No, diciamolo pure con certezza: non capita spesso che il ricordo duraturo di un campione del mondo possa essere associato quasi allo stesso modo a due auto da rally icone della storia, ma Colin McRae potrebbe essere un esempio calzante. Specialmente nella nostra storia. Il nome del vincitore del titolo WRC del 1995 evoca immagini uniche della mitica Subaru Impreza 555, ma vale la stessa cosa per la Ford Focus WRC in livrea Martini. Immagini che le vedono aggredire le strette strade di montagna in Kenya e che sono rimaste nel cuore di tutti noi.

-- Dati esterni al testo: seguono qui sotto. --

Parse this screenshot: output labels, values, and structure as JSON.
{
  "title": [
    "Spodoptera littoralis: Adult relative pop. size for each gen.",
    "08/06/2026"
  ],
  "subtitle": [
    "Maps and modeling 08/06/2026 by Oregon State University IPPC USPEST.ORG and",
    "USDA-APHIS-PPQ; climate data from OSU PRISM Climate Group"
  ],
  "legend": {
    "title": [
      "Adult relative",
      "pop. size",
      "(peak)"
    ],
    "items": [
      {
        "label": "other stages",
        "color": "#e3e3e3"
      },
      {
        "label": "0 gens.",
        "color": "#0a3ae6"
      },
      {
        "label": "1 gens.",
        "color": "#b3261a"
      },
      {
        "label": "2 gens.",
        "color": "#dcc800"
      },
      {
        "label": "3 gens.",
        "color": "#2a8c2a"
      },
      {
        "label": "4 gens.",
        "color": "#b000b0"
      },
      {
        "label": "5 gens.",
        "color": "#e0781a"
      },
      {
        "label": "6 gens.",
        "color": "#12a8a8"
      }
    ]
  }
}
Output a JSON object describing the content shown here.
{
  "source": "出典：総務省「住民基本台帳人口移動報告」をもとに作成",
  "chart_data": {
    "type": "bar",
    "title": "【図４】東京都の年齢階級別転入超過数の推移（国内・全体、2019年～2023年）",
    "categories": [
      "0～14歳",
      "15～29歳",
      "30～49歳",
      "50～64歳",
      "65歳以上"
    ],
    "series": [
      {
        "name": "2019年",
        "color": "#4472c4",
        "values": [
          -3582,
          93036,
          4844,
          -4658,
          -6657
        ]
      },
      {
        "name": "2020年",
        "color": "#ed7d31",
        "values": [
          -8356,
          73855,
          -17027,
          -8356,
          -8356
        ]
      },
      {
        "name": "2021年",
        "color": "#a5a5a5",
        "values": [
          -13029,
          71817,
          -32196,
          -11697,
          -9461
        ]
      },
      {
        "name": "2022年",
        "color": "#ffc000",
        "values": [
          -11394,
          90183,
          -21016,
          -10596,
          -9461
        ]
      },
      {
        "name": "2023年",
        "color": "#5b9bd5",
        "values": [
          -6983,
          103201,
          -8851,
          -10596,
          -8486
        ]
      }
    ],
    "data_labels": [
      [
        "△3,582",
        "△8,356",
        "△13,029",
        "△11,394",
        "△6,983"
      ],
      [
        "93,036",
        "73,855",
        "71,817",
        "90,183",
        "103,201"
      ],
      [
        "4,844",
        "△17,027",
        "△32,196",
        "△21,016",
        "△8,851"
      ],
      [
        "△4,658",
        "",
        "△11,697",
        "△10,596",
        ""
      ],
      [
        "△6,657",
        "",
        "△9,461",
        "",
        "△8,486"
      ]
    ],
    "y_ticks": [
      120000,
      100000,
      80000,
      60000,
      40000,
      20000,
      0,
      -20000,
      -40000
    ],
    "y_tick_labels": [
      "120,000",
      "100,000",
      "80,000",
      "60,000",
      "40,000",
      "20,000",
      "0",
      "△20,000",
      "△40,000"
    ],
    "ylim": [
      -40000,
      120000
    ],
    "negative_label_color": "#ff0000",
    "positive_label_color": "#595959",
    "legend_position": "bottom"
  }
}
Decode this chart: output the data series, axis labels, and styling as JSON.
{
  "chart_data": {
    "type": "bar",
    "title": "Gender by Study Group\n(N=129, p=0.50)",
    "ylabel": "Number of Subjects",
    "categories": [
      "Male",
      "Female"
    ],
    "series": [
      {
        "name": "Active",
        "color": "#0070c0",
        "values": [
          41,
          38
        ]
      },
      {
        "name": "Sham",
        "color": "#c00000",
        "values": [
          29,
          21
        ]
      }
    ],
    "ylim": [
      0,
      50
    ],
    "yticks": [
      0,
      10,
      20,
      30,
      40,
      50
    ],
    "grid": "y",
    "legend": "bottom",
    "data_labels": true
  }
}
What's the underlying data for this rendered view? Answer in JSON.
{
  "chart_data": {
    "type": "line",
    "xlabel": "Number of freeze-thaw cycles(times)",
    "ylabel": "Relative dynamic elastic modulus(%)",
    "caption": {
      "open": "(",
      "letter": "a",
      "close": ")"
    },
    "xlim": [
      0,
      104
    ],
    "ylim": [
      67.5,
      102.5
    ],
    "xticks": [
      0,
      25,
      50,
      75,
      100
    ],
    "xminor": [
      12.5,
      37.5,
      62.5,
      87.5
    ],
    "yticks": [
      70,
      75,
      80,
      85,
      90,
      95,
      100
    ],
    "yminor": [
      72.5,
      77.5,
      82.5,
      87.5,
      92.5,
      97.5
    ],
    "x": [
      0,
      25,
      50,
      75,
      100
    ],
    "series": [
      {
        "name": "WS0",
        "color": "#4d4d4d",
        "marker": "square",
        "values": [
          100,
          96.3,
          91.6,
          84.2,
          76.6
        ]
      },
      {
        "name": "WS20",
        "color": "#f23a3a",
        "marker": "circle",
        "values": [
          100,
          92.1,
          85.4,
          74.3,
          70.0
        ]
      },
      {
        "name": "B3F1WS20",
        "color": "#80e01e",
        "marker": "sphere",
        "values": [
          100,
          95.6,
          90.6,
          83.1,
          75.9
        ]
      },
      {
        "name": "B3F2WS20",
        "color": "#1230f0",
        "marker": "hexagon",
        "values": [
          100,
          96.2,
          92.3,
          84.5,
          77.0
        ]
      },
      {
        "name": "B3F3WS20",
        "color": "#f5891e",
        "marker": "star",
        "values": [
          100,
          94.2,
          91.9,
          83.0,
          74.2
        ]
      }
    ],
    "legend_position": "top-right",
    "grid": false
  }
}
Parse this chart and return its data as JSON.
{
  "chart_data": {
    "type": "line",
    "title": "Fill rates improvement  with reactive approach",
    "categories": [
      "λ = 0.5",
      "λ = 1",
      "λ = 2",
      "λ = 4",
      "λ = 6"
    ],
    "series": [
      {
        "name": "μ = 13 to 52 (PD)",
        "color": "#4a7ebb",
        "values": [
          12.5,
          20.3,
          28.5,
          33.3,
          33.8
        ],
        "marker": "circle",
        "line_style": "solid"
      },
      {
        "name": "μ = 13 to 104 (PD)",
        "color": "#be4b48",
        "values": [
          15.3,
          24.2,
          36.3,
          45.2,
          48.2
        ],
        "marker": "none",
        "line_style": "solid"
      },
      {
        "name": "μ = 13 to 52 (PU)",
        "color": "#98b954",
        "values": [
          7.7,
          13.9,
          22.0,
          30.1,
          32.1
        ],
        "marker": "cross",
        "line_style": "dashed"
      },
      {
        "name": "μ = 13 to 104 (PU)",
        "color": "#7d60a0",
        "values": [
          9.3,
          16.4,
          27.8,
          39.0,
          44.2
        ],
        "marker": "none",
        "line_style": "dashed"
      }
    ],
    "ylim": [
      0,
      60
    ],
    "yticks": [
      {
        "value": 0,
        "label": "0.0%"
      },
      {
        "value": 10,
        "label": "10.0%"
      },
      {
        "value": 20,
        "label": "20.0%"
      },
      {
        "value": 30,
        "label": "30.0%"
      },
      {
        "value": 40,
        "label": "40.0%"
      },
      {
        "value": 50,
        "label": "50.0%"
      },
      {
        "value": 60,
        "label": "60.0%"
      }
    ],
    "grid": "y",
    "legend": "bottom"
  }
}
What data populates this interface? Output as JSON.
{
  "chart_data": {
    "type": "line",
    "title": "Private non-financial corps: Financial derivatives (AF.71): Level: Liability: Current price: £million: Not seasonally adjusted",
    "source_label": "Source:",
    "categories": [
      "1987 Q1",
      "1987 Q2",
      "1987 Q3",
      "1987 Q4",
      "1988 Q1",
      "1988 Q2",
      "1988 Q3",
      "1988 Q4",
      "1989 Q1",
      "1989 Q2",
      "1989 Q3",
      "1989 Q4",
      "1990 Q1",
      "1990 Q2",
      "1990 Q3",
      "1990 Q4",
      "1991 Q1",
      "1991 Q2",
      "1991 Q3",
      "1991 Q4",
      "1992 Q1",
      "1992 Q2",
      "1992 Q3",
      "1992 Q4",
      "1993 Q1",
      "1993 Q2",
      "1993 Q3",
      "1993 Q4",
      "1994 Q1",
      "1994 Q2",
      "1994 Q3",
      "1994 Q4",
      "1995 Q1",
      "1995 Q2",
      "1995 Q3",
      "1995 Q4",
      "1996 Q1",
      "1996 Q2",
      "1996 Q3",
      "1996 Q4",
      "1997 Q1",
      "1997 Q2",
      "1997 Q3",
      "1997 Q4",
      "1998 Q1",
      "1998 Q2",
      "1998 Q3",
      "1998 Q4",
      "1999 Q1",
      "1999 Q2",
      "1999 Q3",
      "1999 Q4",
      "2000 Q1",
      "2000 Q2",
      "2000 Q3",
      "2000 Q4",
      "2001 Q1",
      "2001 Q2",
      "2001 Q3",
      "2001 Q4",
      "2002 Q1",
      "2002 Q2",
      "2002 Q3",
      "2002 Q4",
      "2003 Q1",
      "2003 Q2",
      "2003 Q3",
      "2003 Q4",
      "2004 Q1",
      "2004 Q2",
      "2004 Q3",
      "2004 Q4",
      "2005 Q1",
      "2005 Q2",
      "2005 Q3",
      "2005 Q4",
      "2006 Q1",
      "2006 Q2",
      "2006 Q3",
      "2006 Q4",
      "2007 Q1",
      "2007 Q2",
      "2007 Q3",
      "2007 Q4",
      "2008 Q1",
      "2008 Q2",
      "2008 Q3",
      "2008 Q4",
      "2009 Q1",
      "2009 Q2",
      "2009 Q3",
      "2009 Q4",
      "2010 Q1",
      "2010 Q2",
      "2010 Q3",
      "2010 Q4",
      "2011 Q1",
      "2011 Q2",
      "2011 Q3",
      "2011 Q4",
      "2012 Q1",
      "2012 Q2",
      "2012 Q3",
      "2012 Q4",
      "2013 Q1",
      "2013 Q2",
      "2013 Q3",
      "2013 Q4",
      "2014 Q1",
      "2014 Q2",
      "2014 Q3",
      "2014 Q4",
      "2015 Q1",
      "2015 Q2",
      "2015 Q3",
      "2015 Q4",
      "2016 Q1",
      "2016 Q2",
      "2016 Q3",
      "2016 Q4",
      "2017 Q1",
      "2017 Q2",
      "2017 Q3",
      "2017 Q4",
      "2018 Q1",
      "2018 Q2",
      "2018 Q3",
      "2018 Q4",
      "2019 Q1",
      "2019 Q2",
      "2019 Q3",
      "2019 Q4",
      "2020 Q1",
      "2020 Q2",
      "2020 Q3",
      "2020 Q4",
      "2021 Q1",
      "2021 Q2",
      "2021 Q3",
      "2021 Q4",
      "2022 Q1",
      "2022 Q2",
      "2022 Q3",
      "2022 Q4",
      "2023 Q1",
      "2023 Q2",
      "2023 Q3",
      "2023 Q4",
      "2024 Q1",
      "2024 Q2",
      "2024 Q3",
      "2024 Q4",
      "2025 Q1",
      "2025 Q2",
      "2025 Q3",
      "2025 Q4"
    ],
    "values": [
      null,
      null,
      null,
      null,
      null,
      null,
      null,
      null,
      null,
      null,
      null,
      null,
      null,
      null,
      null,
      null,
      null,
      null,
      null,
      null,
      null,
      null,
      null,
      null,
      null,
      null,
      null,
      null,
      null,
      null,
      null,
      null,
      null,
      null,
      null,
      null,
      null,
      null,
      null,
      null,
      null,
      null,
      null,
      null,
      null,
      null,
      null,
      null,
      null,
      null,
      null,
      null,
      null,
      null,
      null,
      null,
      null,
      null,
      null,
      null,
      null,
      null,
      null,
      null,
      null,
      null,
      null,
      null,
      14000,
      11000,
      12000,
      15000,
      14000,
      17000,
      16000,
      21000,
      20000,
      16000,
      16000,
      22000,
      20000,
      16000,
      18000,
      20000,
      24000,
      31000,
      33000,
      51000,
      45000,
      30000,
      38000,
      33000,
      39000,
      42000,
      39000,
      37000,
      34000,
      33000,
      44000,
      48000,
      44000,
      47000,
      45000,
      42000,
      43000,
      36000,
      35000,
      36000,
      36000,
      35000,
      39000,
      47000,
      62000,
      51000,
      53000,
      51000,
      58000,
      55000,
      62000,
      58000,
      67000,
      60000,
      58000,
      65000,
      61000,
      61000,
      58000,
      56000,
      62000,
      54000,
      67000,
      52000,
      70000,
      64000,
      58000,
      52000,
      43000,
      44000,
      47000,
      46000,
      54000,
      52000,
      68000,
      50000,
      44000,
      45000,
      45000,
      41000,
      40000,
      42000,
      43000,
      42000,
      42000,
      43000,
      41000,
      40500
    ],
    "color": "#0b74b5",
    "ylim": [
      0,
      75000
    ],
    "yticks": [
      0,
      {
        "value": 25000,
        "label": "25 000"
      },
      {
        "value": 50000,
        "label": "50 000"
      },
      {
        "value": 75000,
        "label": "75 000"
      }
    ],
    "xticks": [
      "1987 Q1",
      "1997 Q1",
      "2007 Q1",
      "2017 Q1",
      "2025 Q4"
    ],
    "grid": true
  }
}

La Focus è stata un enorme successo, una vettura dal design azzeccato e già vittoriosa al suo terzo rally, che ha rivendicato il successo assoluto in ben undici gare WRC in totale e che ha avvicinato terribilmente McRae e il suo co-pilota Nicky Grist al titolo 2001. E pensare che fu una macchina realizzata in fretta e in officine modeste, per risparmiare. Lo ha confermato il leader del progetto, poi capo del team Haas F1 Guenther Steiner. “Era incredibile – racconta Steiner -. Quella di Ford per i rally era una squadra piccola, niente a che fare con le squadre del WRC che si vedono ora”.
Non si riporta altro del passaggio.